Gone are the days when newlywed couples’ wedding receptions were limited to dancing and mingling with relatives and friends. Now, the dancing and mingling increasingly happens as part of a multimedia event — from projecting video and photo retrospectives onto jumbo screens to producing light shows. It’s no wonder: As the generation that mastered social networking, text messaging and cyber dating takes their vows, they also take to the Internet — using technology in just about every aspect of their special day, from its planning to its production.

Many wedding planners say weddings are, by and large, still traditional, but brides are using technology more and more to make their wedding more green, and in some cases, more flashy. “Today, brides have an ever-increasing number of resources available to them that didn’t exist a few years ago,” says Jim Miller, owner of After Five Productions in Hagerstown.

Interweaving Elements
Many are turning to Internet do-it-yourself programs to help them plan their special day and to produce, create and design their own products. Even more environmentally-conscience couples are using E-vites — a free electronic invitation service — to invite guests, or to send “Save the Date” reminders to use in place of R.S.V.P. cards, says Bonnie Schwartz, owner of Bonnie Schwartz & Company, an event planning company in Bethesda, Md. With social networking and photo-sharing websites in abundance, many brides also are leveraging the Internet to share their wedding photos and videos online, she says.

Still, many couples are finding ways to weave technology with their tastes. For their wedding day and rehearsal dinners, brides often ask if they can set up large projection screens or small televisions so that they can show guests photo montages and bridal party introductions, Jim says. The montages range from personal love stories to retrospectives into the bride and groom’s lives through pictures. Some couples have even used the screens to project trivia games about their relationship history. “These additions make the event more personal and have added the benefit of entertaining guests.”

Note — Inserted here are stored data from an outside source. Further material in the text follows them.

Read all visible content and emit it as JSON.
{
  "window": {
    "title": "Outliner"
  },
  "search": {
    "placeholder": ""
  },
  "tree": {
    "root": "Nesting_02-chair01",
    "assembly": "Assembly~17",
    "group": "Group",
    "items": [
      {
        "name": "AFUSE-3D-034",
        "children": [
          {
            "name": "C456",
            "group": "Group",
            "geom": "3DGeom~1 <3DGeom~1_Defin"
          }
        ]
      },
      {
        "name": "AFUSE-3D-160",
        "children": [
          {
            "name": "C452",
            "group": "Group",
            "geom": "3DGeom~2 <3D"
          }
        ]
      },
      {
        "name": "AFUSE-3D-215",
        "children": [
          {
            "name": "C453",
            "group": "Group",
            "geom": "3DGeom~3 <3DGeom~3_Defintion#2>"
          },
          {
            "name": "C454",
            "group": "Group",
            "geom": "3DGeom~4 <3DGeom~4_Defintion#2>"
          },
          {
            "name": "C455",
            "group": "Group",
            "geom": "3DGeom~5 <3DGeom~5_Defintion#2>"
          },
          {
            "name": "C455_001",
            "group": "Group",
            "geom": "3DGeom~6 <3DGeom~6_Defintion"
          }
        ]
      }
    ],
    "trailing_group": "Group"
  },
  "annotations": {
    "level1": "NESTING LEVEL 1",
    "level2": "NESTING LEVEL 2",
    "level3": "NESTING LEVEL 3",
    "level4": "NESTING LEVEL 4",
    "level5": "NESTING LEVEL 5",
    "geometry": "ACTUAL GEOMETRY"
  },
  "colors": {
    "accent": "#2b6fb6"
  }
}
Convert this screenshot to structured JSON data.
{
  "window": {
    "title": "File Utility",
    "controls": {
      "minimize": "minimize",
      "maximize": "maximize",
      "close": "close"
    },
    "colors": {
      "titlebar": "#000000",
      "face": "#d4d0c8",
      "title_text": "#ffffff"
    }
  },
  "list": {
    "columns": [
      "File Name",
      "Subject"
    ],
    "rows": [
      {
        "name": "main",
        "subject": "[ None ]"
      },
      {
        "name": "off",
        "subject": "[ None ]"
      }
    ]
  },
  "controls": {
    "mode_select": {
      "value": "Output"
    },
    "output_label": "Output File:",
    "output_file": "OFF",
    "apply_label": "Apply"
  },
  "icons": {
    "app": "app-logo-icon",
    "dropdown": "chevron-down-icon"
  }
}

Phantom Shadow Entertainment of Shippensburg, Pa., offers 6-, 12- and 15-foot video screens on which to display custom montages during the reception, says owner Donovan Yaukey, who encourages couples enamored with the idea of a video montage to hire a professional company to produce it. “Collages are only as good as the professional you choose to design and produce the collage,” he says. Most couples choose to project those images in down moments — while they are taking pictures and freshening up before their wedding reception, Jim adds. Also popular are video messages — good luck messages from wedding invitees captured on DVD as a lasting memory — and photo booths. “Just like the old-time photo booths, we have mobile photo booths that allow your guests to take their photo with them,” Donovan says.